Le chat et les huiles essentielles

    Le chat ne peut éliminer correctement les huiles essentielles

Si certaines huiles essentielles peuvent être dangereuses pour l’être humain et principalement celles contenant des phénols comme le thym (thymol), la Sarriette (carvacrol), la girofle (eugenol) et des cétones qui sont neurotoxiques, elles sont encore plus dangereuses pour les chats.

Il existe 3 raisons principales :

1 – La peau du chat est très fine comme celle des bébés. Les huiles essentielles pénètrent donc très vite dans le sang. Les huiles essentielles sont, pour beaucoup, interdites aux enfants et principalement aux bébés.

2 – La quantité d’huiles essentielles que l’on peut absorber, est comme tous produits, proportionnelle à la taille de la personne. Lorsqu’on indique 3 à 4 gouttes d’huiles essentielles pour un individu qui fait 70 kg, il faut ramener cette quantité à 1/10ème de goutte pour un chat, ce qui reste, vous l’aurez compris, compliqué à doser.
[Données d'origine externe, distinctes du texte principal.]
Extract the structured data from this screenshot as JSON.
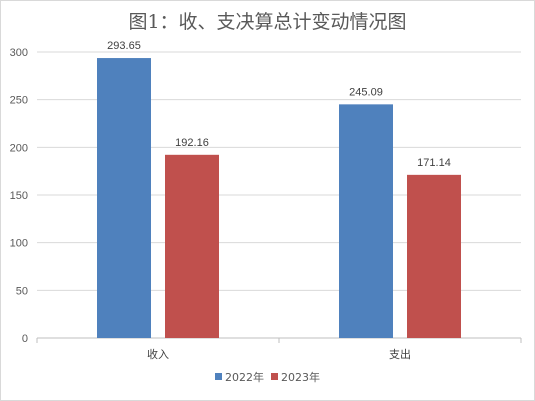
{
  "chart_data": {
    "type": "bar",
    "title": "图1：收、支决算总计变动情况图",
    "categories": [
      "收入",
      "支出"
    ],
    "series": [
      {
        "name": "2022年",
        "values": [
          293.65,
          245.09
        ],
        "color": "#4f81bd"
      },
      {
        "name": "2023年",
        "values": [
          192.16,
          171.14
        ],
        "color": "#c0504d"
      }
    ],
    "ylim": [
      0,
      300
    ],
    "yticks": [
      0,
      50,
      100,
      150,
      200,
      250,
      300
    ],
    "grid": true,
    "legend_position": "bottom"
  }
}
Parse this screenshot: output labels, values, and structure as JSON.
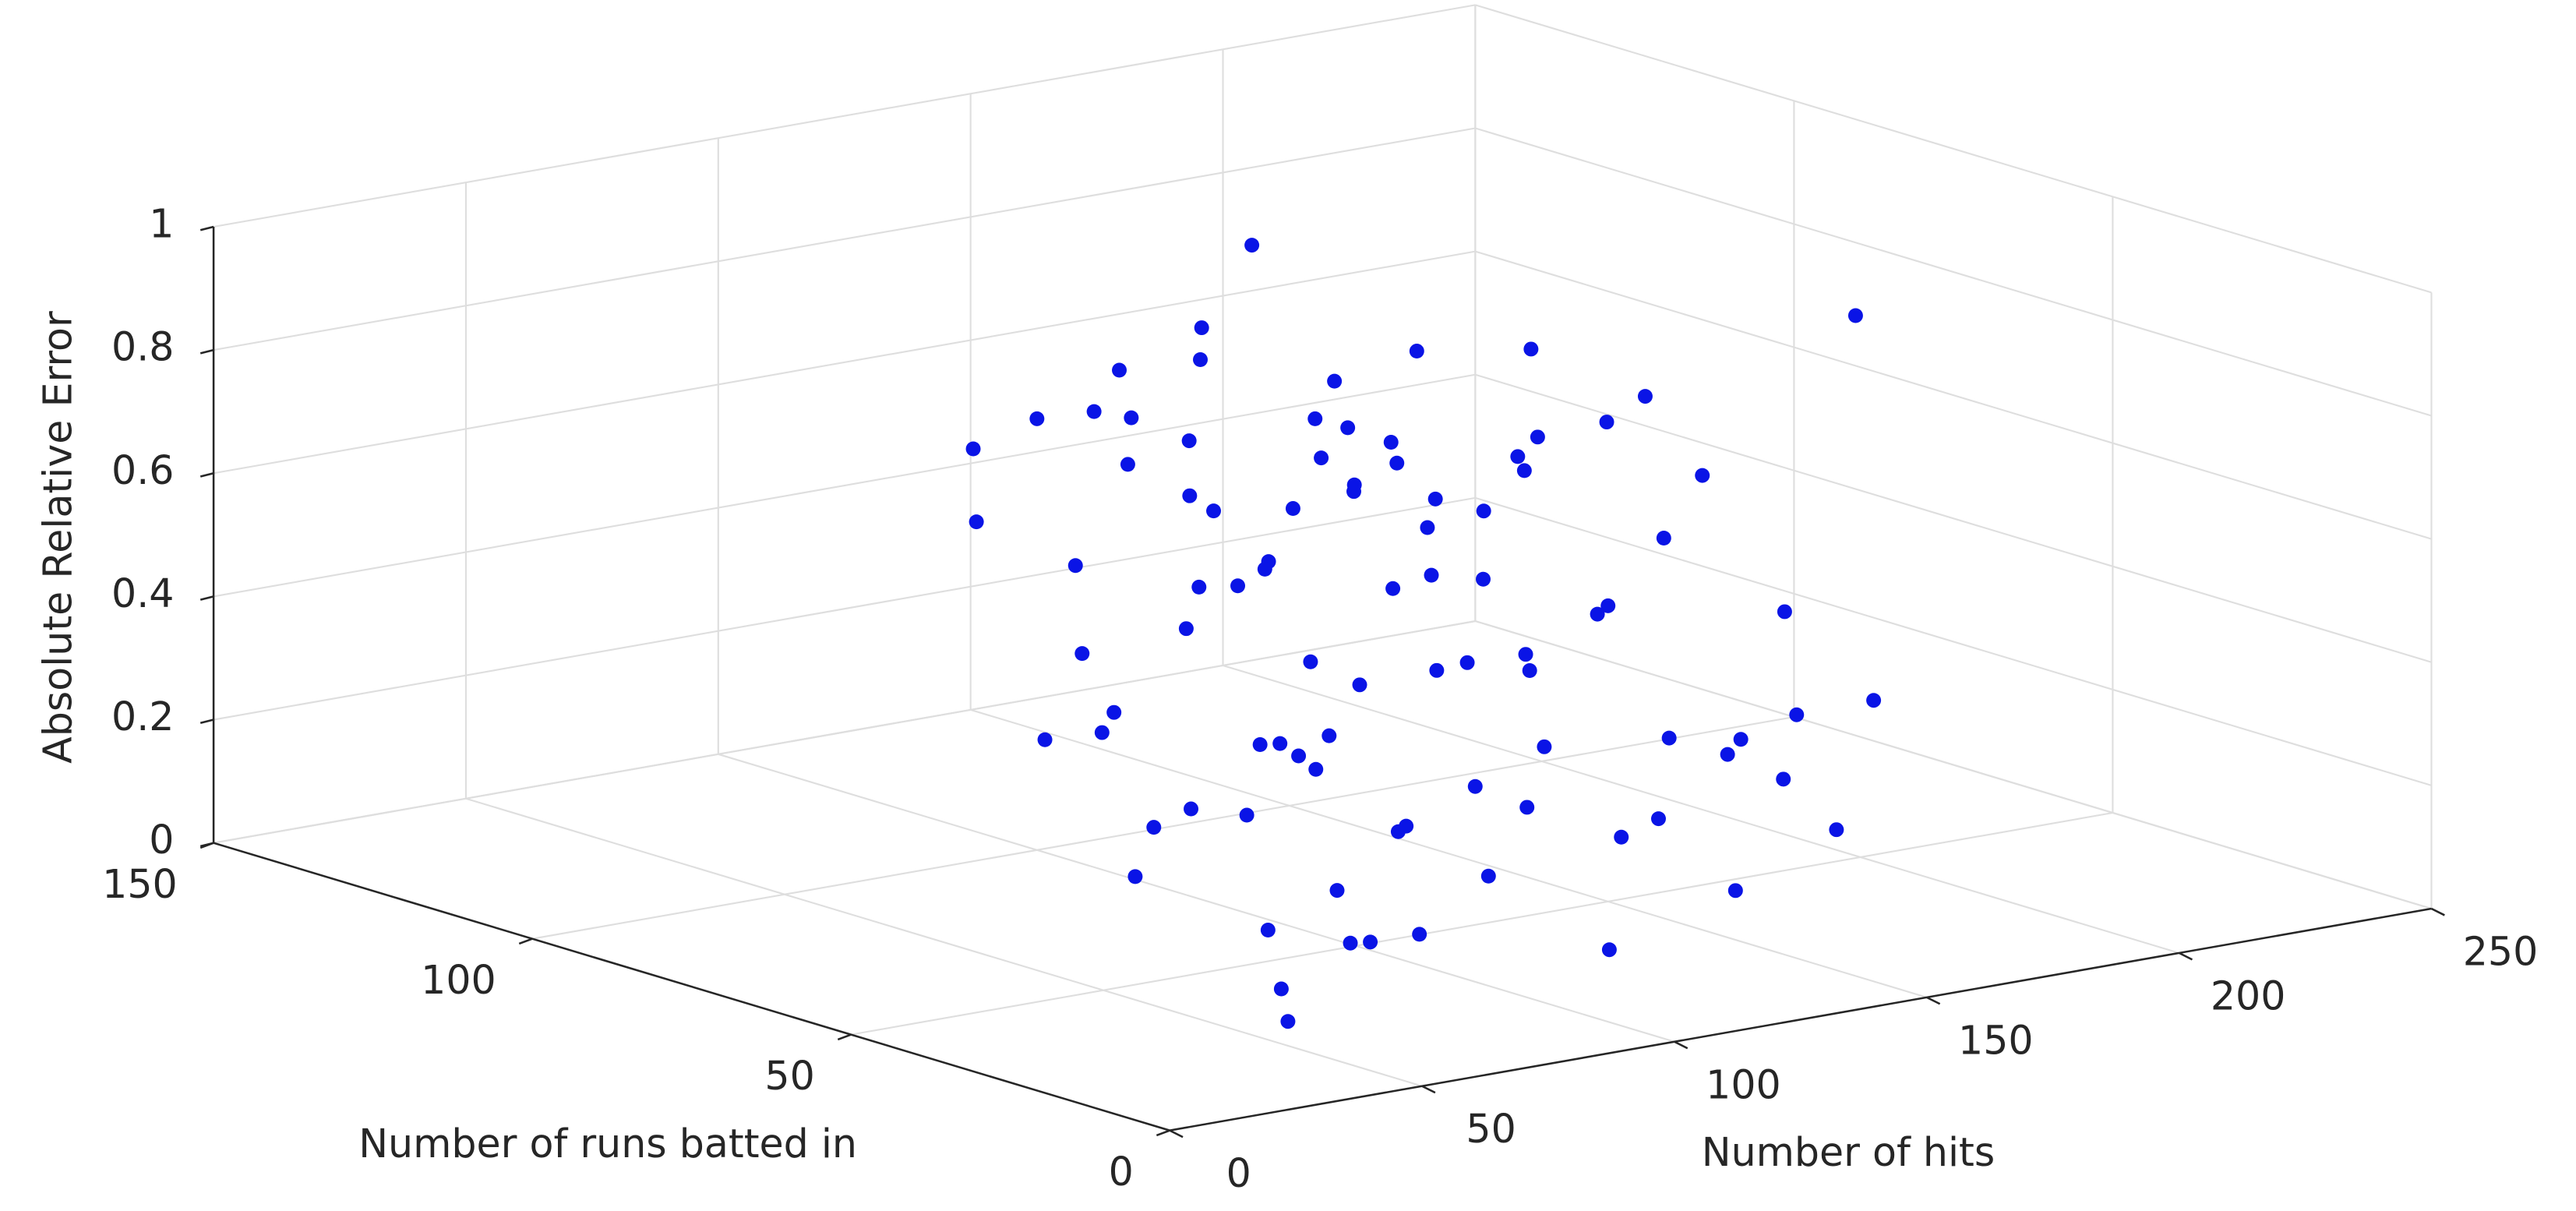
{
  "chart_data": {
    "type": "scatter3d",
    "xlabel": "Number of hits",
    "ylabel": "Number of runs batted in",
    "zlabel": "Absolute Relative Error",
    "xlim": [
      0,
      250
    ],
    "xticks": [
      0,
      50,
      100,
      150,
      200,
      250
    ],
    "ylim": [
      0,
      150
    ],
    "yticks": [
      0,
      50,
      100,
      150
    ],
    "zlim": [
      0,
      1
    ],
    "zticks": [
      0,
      0.2,
      0.4,
      0.6,
      0.8,
      1
    ],
    "grid": true,
    "color": "#0a14e6",
    "x": [
      135,
      194,
      120,
      150,
      110,
      160,
      140,
      100,
      170,
      130,
      115,
      145,
      155,
      125,
      105,
      165,
      138,
      118,
      150,
      128,
      175,
      108,
      142,
      160,
      120,
      95,
      135,
      180,
      112,
      148,
      130,
      98,
      158,
      122,
      185,
      140,
      110,
      90,
      170,
      125,
      145,
      100,
      115,
      135,
      155,
      165,
      105,
      88,
      150,
      175,
      60,
      55,
      70,
      80,
      90,
      65,
      100,
      110,
      120,
      130,
      140,
      150,
      160,
      170,
      180,
      190,
      200,
      120,
      100,
      90,
      80,
      130,
      140,
      110,
      160,
      150,
      170,
      85,
      75,
      95,
      115,
      125,
      135,
      145,
      200,
      210,
      185,
      60,
      70,
      50
    ],
    "y": [
      94,
      46,
      90,
      80,
      95,
      70,
      85,
      100,
      60,
      75,
      88,
      92,
      65,
      70,
      80,
      75,
      60,
      100,
      95,
      82,
      55,
      70,
      72,
      85,
      60,
      90,
      100,
      65,
      78,
      68,
      88,
      75,
      58,
      92,
      50,
      55,
      65,
      85,
      80,
      105,
      110,
      110,
      50,
      78,
      88,
      95,
      95,
      100,
      50,
      70,
      30,
      25,
      40,
      35,
      45,
      20,
      40,
      50,
      45,
      55,
      40,
      60,
      50,
      45,
      55,
      40,
      60,
      70,
      65,
      80,
      60,
      80,
      75,
      75,
      80,
      30,
      30,
      50,
      70,
      55,
      35,
      30,
      65,
      85,
      80,
      70,
      90,
      50,
      75,
      45
    ],
    "z": [
      0.95,
      0.9,
      0.85,
      0.8,
      0.78,
      0.82,
      0.75,
      0.7,
      0.76,
      0.72,
      0.68,
      0.66,
      0.7,
      0.65,
      0.63,
      0.6,
      0.62,
      0.6,
      0.58,
      0.57,
      0.64,
      0.55,
      0.55,
      0.53,
      0.52,
      0.5,
      0.5,
      0.5,
      0.48,
      0.47,
      0.45,
      0.44,
      0.43,
      0.42,
      0.42,
      0.4,
      0.4,
      0.38,
      0.6,
      0.65,
      0.7,
      0.62,
      0.58,
      0.6,
      0.62,
      0.55,
      0.72,
      0.55,
      0.48,
      0.68,
      0.05,
      0.02,
      0.1,
      0.08,
      0.12,
      0.15,
      0.05,
      0.18,
      0.1,
      0.2,
      0.15,
      0.22,
      0.12,
      0.25,
      0.18,
      0.3,
      0.2,
      0.25,
      0.28,
      0.3,
      0.22,
      0.15,
      0.05,
      0.12,
      0.28,
      0.08,
      0.15,
      0.35,
      0.32,
      0.3,
      0.25,
      0.02,
      0.35,
      0.25,
      0.1,
      0.05,
      0.2,
      0.25,
      0.3,
      0.2
    ]
  }
}
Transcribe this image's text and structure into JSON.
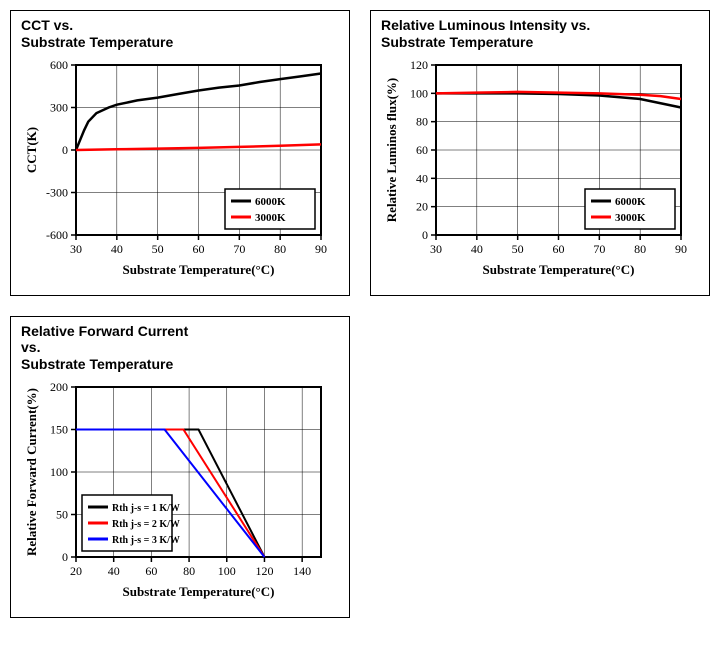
{
  "chart1": {
    "title_line1": "CCT vs.",
    "title_line2": "Substrate Temperature",
    "xlabel": "Substrate Temperature(°C)",
    "ylabel": "CCT(K)",
    "xlim": [
      30,
      90
    ],
    "xtick_step": 10,
    "xticks": [
      30,
      40,
      50,
      60,
      70,
      80,
      90
    ],
    "ylim": [
      -600,
      600
    ],
    "ytick_step": 300,
    "yticks": [
      -600,
      -300,
      0,
      300,
      600
    ],
    "series": [
      {
        "label": "6000K",
        "color": "#000000",
        "line_width": 2.5,
        "x": [
          30,
          31,
          32,
          33,
          35,
          38,
          40,
          45,
          50,
          55,
          60,
          65,
          70,
          75,
          80,
          85,
          90
        ],
        "y": [
          0,
          70,
          140,
          200,
          260,
          300,
          320,
          350,
          370,
          395,
          420,
          440,
          455,
          480,
          500,
          520,
          540
        ]
      },
      {
        "label": "3000K",
        "color": "#ff0000",
        "line_width": 2.5,
        "x": [
          30,
          40,
          50,
          60,
          70,
          80,
          90
        ],
        "y": [
          0,
          5,
          10,
          15,
          22,
          30,
          40
        ]
      }
    ],
    "legend_pos": "bottom-right",
    "background_color": "#ffffff",
    "axis_color": "#000000",
    "grid_color": "#000000",
    "title_fontsize": 14,
    "label_fontsize": 13,
    "tick_fontsize": 12,
    "legend_fontsize": 11
  },
  "chart2": {
    "title_line1": "Relative Luminous Intensity vs.",
    "title_line2": "Substrate Temperature",
    "xlabel": "Substrate Temperature(°C)",
    "ylabel": "Relative Luminos flux(%)",
    "xlim": [
      30,
      90
    ],
    "xtick_step": 10,
    "xticks": [
      30,
      40,
      50,
      60,
      70,
      80,
      90
    ],
    "ylim": [
      0,
      120
    ],
    "ytick_step": 20,
    "yticks": [
      0,
      20,
      40,
      60,
      80,
      100,
      120
    ],
    "series": [
      {
        "label": "6000K",
        "color": "#000000",
        "line_width": 2.5,
        "x": [
          30,
          40,
          50,
          60,
          70,
          80,
          85,
          90
        ],
        "y": [
          100,
          100,
          100,
          99.5,
          98.5,
          96,
          93,
          90
        ]
      },
      {
        "label": "3000K",
        "color": "#ff0000",
        "line_width": 2.5,
        "x": [
          30,
          40,
          50,
          60,
          70,
          80,
          85,
          90
        ],
        "y": [
          100,
          100.5,
          101,
          100.5,
          100,
          99,
          98,
          96
        ]
      }
    ],
    "legend_pos": "bottom-right",
    "background_color": "#ffffff",
    "axis_color": "#000000",
    "grid_color": "#000000",
    "title_fontsize": 14,
    "label_fontsize": 13,
    "tick_fontsize": 12,
    "legend_fontsize": 11
  },
  "chart3": {
    "title_line1": "Relative Forward Current",
    "title_line2": "vs.",
    "title_line3": "Substrate Temperature",
    "xlabel": "Substrate Temperature(°C)",
    "ylabel": "Relative Forward Current(%)",
    "xlim": [
      20,
      150
    ],
    "xtick_step": 20,
    "xticks": [
      20,
      40,
      60,
      80,
      100,
      120,
      140
    ],
    "ylim": [
      0,
      200
    ],
    "ytick_step": 50,
    "yticks": [
      0,
      50,
      100,
      150,
      200
    ],
    "series": [
      {
        "label": "Rth j-s = 1 K/W",
        "color": "#000000",
        "line_width": 2.0,
        "x": [
          20,
          85,
          120
        ],
        "y": [
          150,
          150,
          0
        ]
      },
      {
        "label": "Rth j-s = 2 K/W",
        "color": "#ff0000",
        "line_width": 2.0,
        "x": [
          20,
          77,
          120
        ],
        "y": [
          150,
          150,
          0
        ]
      },
      {
        "label": "Rth j-s = 3 K/W",
        "color": "#0000ff",
        "line_width": 2.0,
        "x": [
          20,
          67,
          120
        ],
        "y": [
          150,
          150,
          0
        ]
      }
    ],
    "legend_pos": "bottom-left",
    "background_color": "#ffffff",
    "axis_color": "#000000",
    "grid_color": "#000000",
    "title_fontsize": 14,
    "label_fontsize": 13,
    "tick_fontsize": 12,
    "legend_fontsize": 10
  }
}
3 – La 3e raison, qui est probablement la principale : l’Homme et d’autres mammifères possèdent une enzyme (la glucuronyl transferase) qui permet de dégrader certaines molécules afin de les rendre solubles ce qui leur permettra ensuite d’être évacuées de notre organisme par les urines. Le chat ne possédant pas cette enzyme, il élimine donc beaucoup plus lentement certaines molécules contenues dans les huiles essentielles ou d’autres produits. L’élimination des huiles essentielles contenant notamment des phénols est lente, ce qui veut dire qu’il va mettre, par exemple, 3 jours à éliminer une certaine quantité d’huile essentielle quand les autres espèces mettront 6 heures. Si la dose est forte et/ou la durée d’administration longue et sans pause, il risque d’y avoir surcharge et hépatite toxique. Les huiles essentielles vont s’accumuler dans son organisme et principalement dans son foie. Cette accumulation à la longue peut entraîner de graves soucis de santé, voir la mort de l’animal. Le chat n’est en revanche pas déficitaire en glucuronyl transférases des alcools, des acides, des amines.

Autres raisons pour n’utiliser d’huiles essentielles avec son chat

1 – Le chat possède un organe particulier, situé entre le nez et le palais : le voméro-nasal ou organe de Jacobson. Celui lui permet cette attitude caractéristique des félins qu’on appelle le Flehmen (le fait qu’il retrousse la lèvre supérieure ). il fait rentrer l’air dans ce passage afin de détecter les phéromones. Surcharger cet organe en huiles essentielles peut déstabiliser le chat et le rendre agressif ou au contraire apathique.

2 – Le chat est un animal qui se lèche très souvent pour faire sa toilette. Les produits pulvérisés sur son poil vont en partie être ingérés. Si la dose administrée est importante, non seulement, le chat risque de baver ou de vomir, mais encore une fois, son foie risque d’en pâtir ! Il faut tenir compte de la composition des huiles essentielles que l’on désire appliquer en évitant les huiles essentielles contenant des phénols (carvacrol, thymol, eugenol…), en limitant celles contenant des cétones (verbenone, menthone, piperitone thujone…) ou des aldéhydes aromatiques (cinnamaldéhyde) mais en privilégiant celles contenant des alcools (linalol, thujanol, menthol, terpinene 1 ol 4…) ou des oxydes (1,8 cineole).

3 – Le chat possède un odorat extrêmement développé. Il est donc très sensible aux odeurs et même si sa surface olfactive est petite, il comptabilise pas moins de 70 millions de cellules réceptrices et 20 cm² de muqueuse olfactive contre 5 millions et 4 cm² chez l’homme ! Autant dire que votre ressentie olfactif avec des huiles essentielles n’est pas du tout perçu de la même manière par un chat.